They had non of them in Leeds stores. Won't have no more in stick until march time ether.


----------



## Nath (Jun 20, 2010)

stevept said:


> They had non of them in Leeds stores. Won't have no more in stick until march time ether.


yes this is a problem, they usually have the garden products until october, then you have to wait, i usually buy spray bottles from there if im in need of some quickly, its annoying that they disappear with the gardening products too.


----------



## Lowiepete (Mar 29, 2009)

Andy from Sandy said:


> What level of dilution are you all using for the presoak mix please?


Andy,
This really depends upon your local water hardness, see section 10 here...

Regards,
Steve


----------



## Lazy-Moose (Sep 7, 2011)

Andy from Sandy said:


> What level of dilution are you all using for the presoak mix please?
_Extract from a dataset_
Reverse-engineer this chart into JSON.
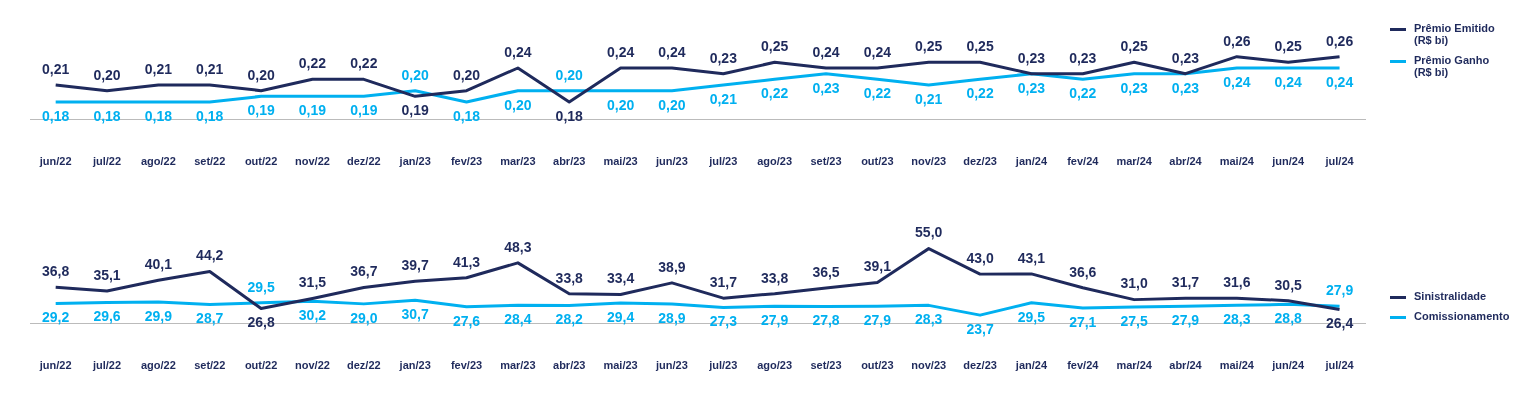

I put 1 capful in my 1.5L sprayer and 2 capfuls in my bucket. Works perfectly for me. I started using too strong solutions and it would leave the car greasey and streaky. I worked down to this level and you can still see the ONR working but the streaks have long gone and the car has wonderful shine when done. Less is more with ONR I have found.

But as Pete says work out whats best for yourself.


----------



## stevept (Nov 22, 2009)

i managed to pick up a 2lt pump sprayer from a local doy store was £5 thou,


----------